5.Bölüm "Bordo Ruj"

652 560 287
                                    

İyi okumalar...

Ruhumun herbir parçasında  çatlakalar vardı. O çatlaklardan yükselen sesler, iniltiler, sisler ve küller ruhumun acısını ele veriyordu.  Ben çabuk aldandığım ve herkese güvenmeyi seçtiğim için saf olduğumu zannediyordular.

Bu durum çatlaklarımdan  sızan iniltilerin şiddetini arttırmaya önayak olmuştu ama ben söylenenlere kulak asmamayı öğrenmiştim.

Yorgunum. Sadece bedenim değil düşüncelerim de yorgun. Dün olanlar yani istenmiyor olmamın gözüme sokulması canımı acıtmıştı.

Ruhum, kasvet ve onur kırıcılıkla akşam yemeğine davet edilmişti. Ben istemeye istemeye kabul etmişim o daveti. Şamdan ve güllerle süslenmişti bir masa... Kasvet ve onur kırıcılığın birlikteliklerinden meydana gelen "huzursuzlukla" muhabbet etmeye zorlundaymışım gibi hissediyorudum.

Evet, abartıyorum ama neden bu kadar abarttığımı da bilmiyorum.

Uyandığımdan beri tavanın beyaz boyasında asılı olan gözlerim bir iki dakikalığına duvardaki saate değdi. Bugün işe gitmeyeceğim ama partiye gitmem zorunlu olduğu için yataktan kalktım ve lavaboya gidip rutin işlerimi hallettim. Sırada kahvaltı etmek vardı ama ben yıllardır süre gelen tek kişi yemek yiyemem alışkanlığım yüzünde bunalmıştım. Yakında açlıktan ölebilirdim.

Belki saçmalıyorum veya abartamanın da ötesinde şeyler düşünüyorum ama elimde değil...

Bugün düşüncelerimi rafa kaldırmam için bir fırsattı. Üzerime "Bad Liar" baskılı bir tişört giydim. Siyah skinny kot bir jean ve kırmızı trençkotumla kombinimi tamamladım. Evden çıktığımda siyah postallarımı giyecektim. Saçlarımı tersten balık sırtı örtüp hafif bir makyaj yaptım. Soluklaşan ten rengimi kamufle etmek için.  Siyah sırt çantama cüzdanımı ve anahtarımı koydum. Kulaklığımı telefonuma takıp kulaklığımı telefonuma sardım. Sonrada evden çıktım. Apartmandan çıktıktan sonra telefonuma sardığım kulaklığımı çözüp müzik listemi açtım.

Şarkı listem tabiri caiz ise aşure gibi her duruma, duyguya uygun şarkı vardı. Play tuşuna basıp en son dinlediğim şarkıyı kaldığım yerden dinlemeye devam ettim.

İstanbul'da okudum yarım dönem boyunca  üniversitedeki arkadaşlarımla gittiğim kafeye gidecektim.  Masada tek olacaktım ama etrafımda olan insanları tanımıyorda olsam çıkardıkları uğultu beynimi uyuşturacaktır.

Kahvaltıdan sonra bütçeme uygun alışveriş yapmalıyım. Kısa bir elbise giysem rahat hareket edemem. Uzun bir elbise giysem alay konusu olurum. Alay konusu olmam umrumda değil ama diğer çalışanların küçümseyici bakışları onları boğma isteğimi artırıyordu ama... Kendimden taviz vermeyecektim.

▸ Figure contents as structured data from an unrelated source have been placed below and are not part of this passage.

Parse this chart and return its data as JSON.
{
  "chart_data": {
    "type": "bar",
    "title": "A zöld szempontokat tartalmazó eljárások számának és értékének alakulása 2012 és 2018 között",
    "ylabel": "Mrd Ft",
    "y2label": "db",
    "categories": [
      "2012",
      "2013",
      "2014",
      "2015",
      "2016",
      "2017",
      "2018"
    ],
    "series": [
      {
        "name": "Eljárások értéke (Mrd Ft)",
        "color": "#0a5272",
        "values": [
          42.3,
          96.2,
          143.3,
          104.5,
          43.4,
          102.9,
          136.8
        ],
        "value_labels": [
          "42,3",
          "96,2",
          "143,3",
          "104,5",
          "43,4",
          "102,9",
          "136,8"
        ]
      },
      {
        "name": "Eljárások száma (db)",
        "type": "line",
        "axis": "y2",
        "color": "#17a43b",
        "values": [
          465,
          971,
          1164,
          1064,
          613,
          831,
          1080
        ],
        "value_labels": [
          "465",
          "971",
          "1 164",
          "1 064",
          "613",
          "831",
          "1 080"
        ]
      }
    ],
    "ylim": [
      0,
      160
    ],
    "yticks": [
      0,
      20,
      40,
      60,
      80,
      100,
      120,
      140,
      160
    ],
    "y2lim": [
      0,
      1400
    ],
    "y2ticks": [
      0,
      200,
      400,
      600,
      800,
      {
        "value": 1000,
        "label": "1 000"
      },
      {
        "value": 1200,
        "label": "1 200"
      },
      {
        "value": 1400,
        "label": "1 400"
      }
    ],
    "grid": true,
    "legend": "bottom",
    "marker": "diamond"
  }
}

Bu yüzden diz kapağımın üç parmak altında kiloş bir elbise işimi fazlasıyla görebilir. Bilekten, kısa topuğu olan tek bantlı bir topuklu ayakkabıyla bu günkü daveti atlatabilirdim.

Kafenin bahçesine girmemle cam kenarında bir yerde oturma planlarım suya düştü. Cam kenarındaki tüm masalar doluydu. Kafenin içine girdim. Sağa sola baktım boş masa bulabilmek için. Cam kenarında arka taraflarda bir çiftin masadan kalktığını gördüm ve o masaya ilerleyip masaya yerleştim. Trençkotumu çıkarıp yanımdaki boş sandalyeye koydum ve menüyü elime aldım.

Siparişimi verdikten sonra telefonumu elime aldım. Instagramdaki etkileşimlere göz attım. DM'lerim horon tepiyordu. En son iki gün önce girmiştim halbuki. Kafenin kapısı açıldı ve etrafta tatlı tatlı esen rüzgar fincanımın üstünde tüten dumanın yönünü değiştirdi sonra eski haline geri döndü. Böreğimi yiyip DM'lerimi okuyordum.